From the sound pressure, the curve can be seen from the arc tooth cylindrical gear transmission noise, which appears as a shoulder peak phenomenon, with the highest peak value of 113 Pa. Combined with the distribution of the field points, the RMS maximum point is located at field point POINT_6 above the gear, whose RMS is 100 dB, and the minimum point is located at the left field point POINT_9, whose RMS is 91 dB, which has lower noise than that reported in the literature [28]. The shoulder peak phenomenon is often caused by friction between the gear faces. To further verify this conjecture, the sound pressure clouds at these two frequencies were analyzed, as shown in Figure 16 and Figure 17.

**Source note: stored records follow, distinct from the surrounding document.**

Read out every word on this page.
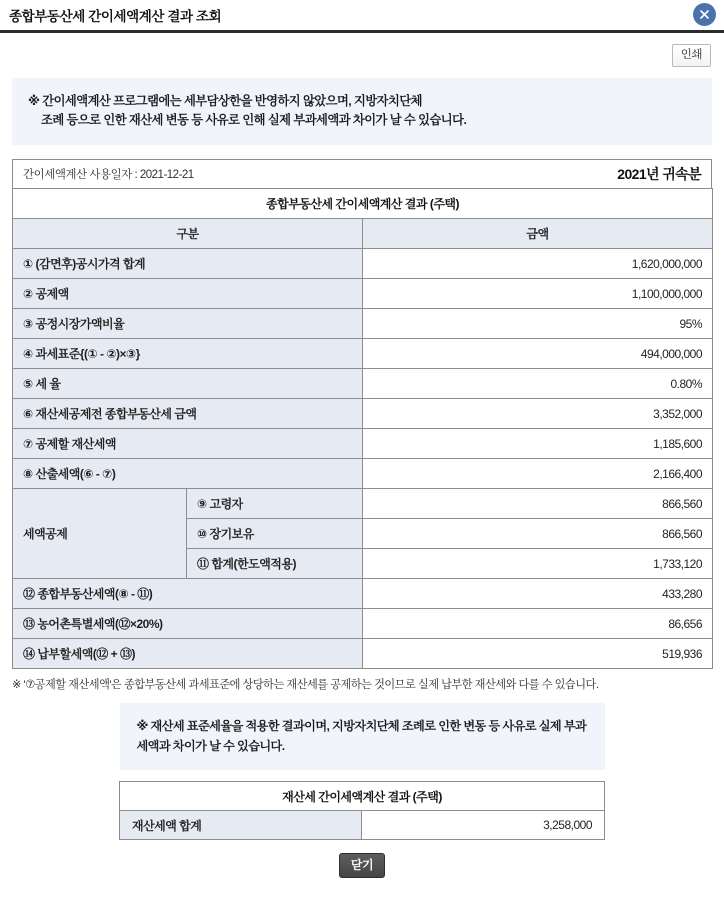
종합부동산세 간이세액계산 결과 조회
인쇄
※ 간이세액계산 프로그램에는 세부담상한을 반영하지 않았으며, 지방자치단체
조례 등으로 인한 재산세 변동 등 사유로 인해 실제 부과세액과 차이가 날 수 있습니다.
간이세액계산 사용일자 : 2021-12-21	2021년 귀속분
종합부동산세 간이세액계산 결과 (주택)		
구분		금액
① (감면후)공시가격 합계		1,620,000,000
② 공제액		1,100,000,000
③ 공정시장가액비율		95%
④ 과세표준{(① - ②)×③}		494,000,000
⑤ 세 율		0.80%
⑥ 재산세공제전 종합부동산세 금액		3,352,000
⑦ 공제할 재산세액		1,185,600
⑧ 산출세액(⑥ - ⑦)		2,166,400
세액공제	⑨ 고령자	866,560
	⑩ 장기보유	866,560
	⑪ 합계(한도액적용)	1,733,120
⑫ 종합부동산세액(⑧ - ⑪)		433,280
⑬ 농어촌특별세액(⑫×20%)		86,656
⑭ 납부할세액(⑫ + ⑬)		519,936
※ '⑦공제할 재산세액'은 종합부동산세 과세표준에 상당하는 재산세를 공제하는 것이므로 실제 납부한 재산세와 다를 수 있습니다.
※ 재산세 표준세율을 적용한 결과이며, 지방자치단체 조례로 인한 변동 등 사유로 실제 부과
세액과 차이가 날 수 있습니다.
재산세 간이세액계산 결과 (주택)
재산세액 합계	3,258,000
닫기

An analysis of the sound pressure cloud indicated that the sound pressure at 600 Hz was concentrated at the upper-right side of the pinion and engagement below the gear pair with a maximum value of 130 Pa, and the sound pressure at 1200 Hz was concentrated at the engagement above the gear pair with a maximum value of 147 Pa. Areas with high peak values appear around the gear contact points, and it can be initially determined that the shoulder peak phenomenon is caused by tooth surface friction. The intrinsic frequency of the gear pair successfully avoids the shoulder peak interval under continuous operating conditions, which can be further reduced by subsequent reshaping, indicating that the design of the curved cylindrical gear is reasonable and satisfies the noise requirements.

7. Conclusions

This study proposes a traction arc tooth cylindrical transmission gear pair that can be operated on a new-generation high-speed EMU. The parametric model of the curved cylindrical gear pair is constructed using CREO, and the results of the transient, modal, harmonic response, and vibro-acoustic analyses are as follows.

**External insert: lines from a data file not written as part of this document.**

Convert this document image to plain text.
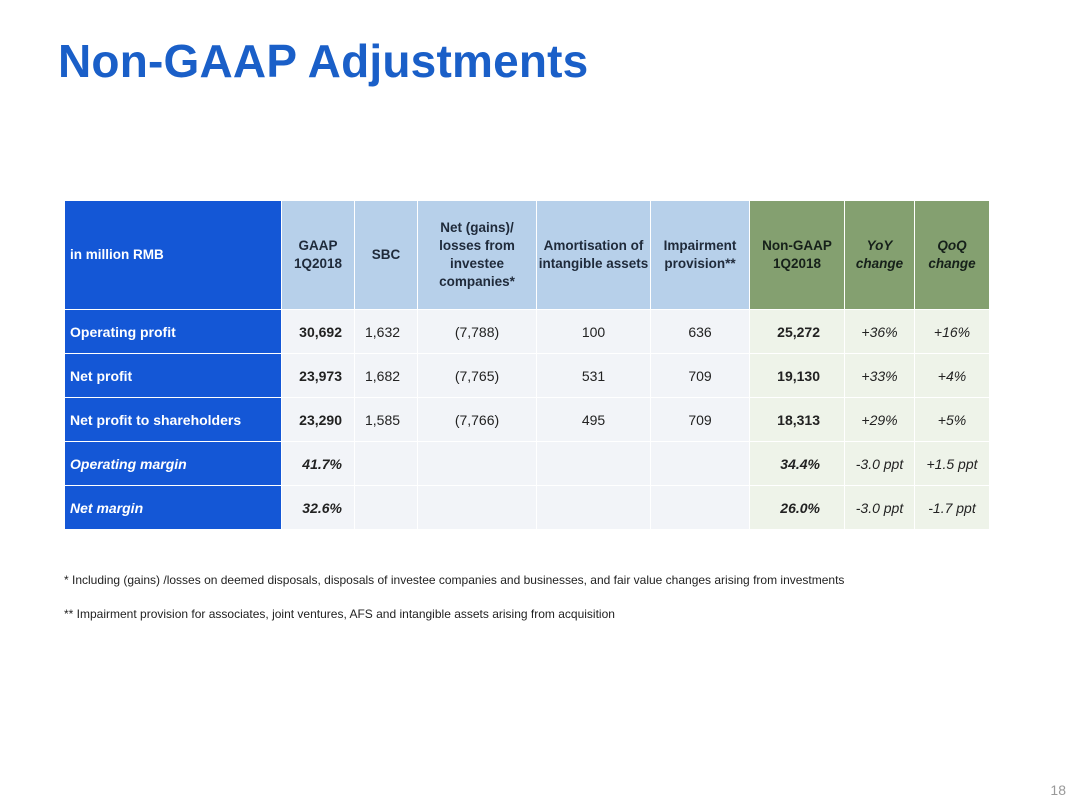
Non-GAAP Adjustments
in million RMB	GAAP 1Q2018	SBC	Net (gains)/ losses from investee companies*	Amortisation of intangible assets	Impairment provision**	Non-GAAP 1Q2018	YoY change	QoQ change
Operating profit	30,692	1,632	(7,788)	100	636	25,272	+36%	+16%
Net profit	23,973	1,682	(7,765)	531	709	19,130	+33%	+4%
Net profit to shareholders	23,290	1,585	(7,766)	495	709	18,313	+29%	+5%
Operating margin	41.7%					34.4%	-3.0 ppt	+1.5 ppt
Net margin	32.6%					26.0%	-3.0 ppt	-1.7 ppt

* Including (gains) /losses on deemed disposals, disposals of investee companies and businesses, and fair value changes arising from investments

** Impairment provision for associates, joint ventures, AFS and intangible assets arising from acquisition

18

• In the parametric modeling design of the curved cylindrical gear, the inner and outer edge curved lines are set on the indexing circle, and at the same time, the inner and outer edge curved lines are extended along the projection of the indexing circle, and then stretched in both directions to form a symmetrical drum-shaped distribution of tooth surface. This design makes the load distribution more uniform, effectively reduces the stress concentration on the top and bottom of the tooth, and increases the smoothness of the gear arc tooth orientation, thus improving the strength and transmission smoothness of the involute arc cylindrical gear and reducing the impact and noise.
• The simulation analysis of the dynamics of the traction arc tooth cylindrical gear shows that the transmission error of the gear is 0.1516 µm in one meshing cycle, which indicates that the gear has a good meshing performance. The contact stresses were 595.9 MPa, 1677.9 MPa, and 172.14 MPa in engagement, meshing, and disengagement, respectively, and the distribution was relatively uniform and the contact line length was long, which reflected the high contact strength and load-bearing capacity of the gear. Owing to the curved design of the tooth surface, the shear stresses in the gear mesh appear in opposite directions on both sides of the tooth surface, so that they can cancel each other out. The comprehensive analysis results showed that the direction and magnitude of shear stresses changed at different stages during the meshing of the pinion and large gears and that the load distribution was more uniform, thus reducing the generation of meshing-in and meshing-out shocks and vibration noise. The displacement frequency response curve of the gear pair was obtained based on harmonic response analysis using the modal superposition method. These results are consistent with the situation in which the vibration in the gear transmission process presents a multiplicative frequency appearance. The analysis of the damping ratio and size of the critical damping ratio shows that the resonance phenomenon can be avoided.
• Based on the dynamic response results, the vibration and radiated noise of the system under continuous operating conditions were solved using the direct frequency response analysis module of ACTRAN software. Several field points were set up at an upper arc of 1 m from the gear pair, and the noise radiation of the gear pair was analyzed in terms of both sound pressure and root mean square (RMS). The sound pressure curves at 600 Hz and 1200 Hz showed the shoulder peak phenomenon with the highest peak value of 113 Pa. Combining the sound pressure clouds of these two frequencies, it was found that the peak area was around the gear meshing, and the preliminary judgment was that the shoulder peak phenomenon was caused by tooth surface friction. The root mean square (RMS) was calculated for the sound pressure level value, and the distribution of the field points showed that the maximum RMS point was located at field point POINT_6 above the gear, with a value of 100 dB. The inherent frequencies of the large and small gears under continuous operation successfully avoided shoulder peak intervals. Through subsequent gear reshaping optimization, the traction gearbox noise will be controlled below the limit standard (100 dB (A)) specified in TB/T313402013 when operating under continuous rated conditions, meeting the traction performance and vibration and noise reduction requirements of the new-generation high-speed EMU.
• The paper focuses on proposing and designing arc tooth cylindrical gears to meet the demand of vibration and noise reduction in the traction system of a new generation of high-speed EMU, and adopts the finite element-boundary element method to simulate its dynamic characteristics and acoustic radiated noise, which theoretically verifies the feasibility of the model and method. The future research direction will also focus on the real operating environment of the traction gear drive system, and continue to explore the gear’s multi-parameter combination of shape modification scheme, in order to further optimize the dynamic contact performance of the gear drive, and reduce the radiated noise of the gear drive. And with reference to the previous research results of the group and the cooperative unit about the locomotive current traction gear repair effect of the loading test ideas and methods [29], the simulation and analysis results of this paper need further experimental verification.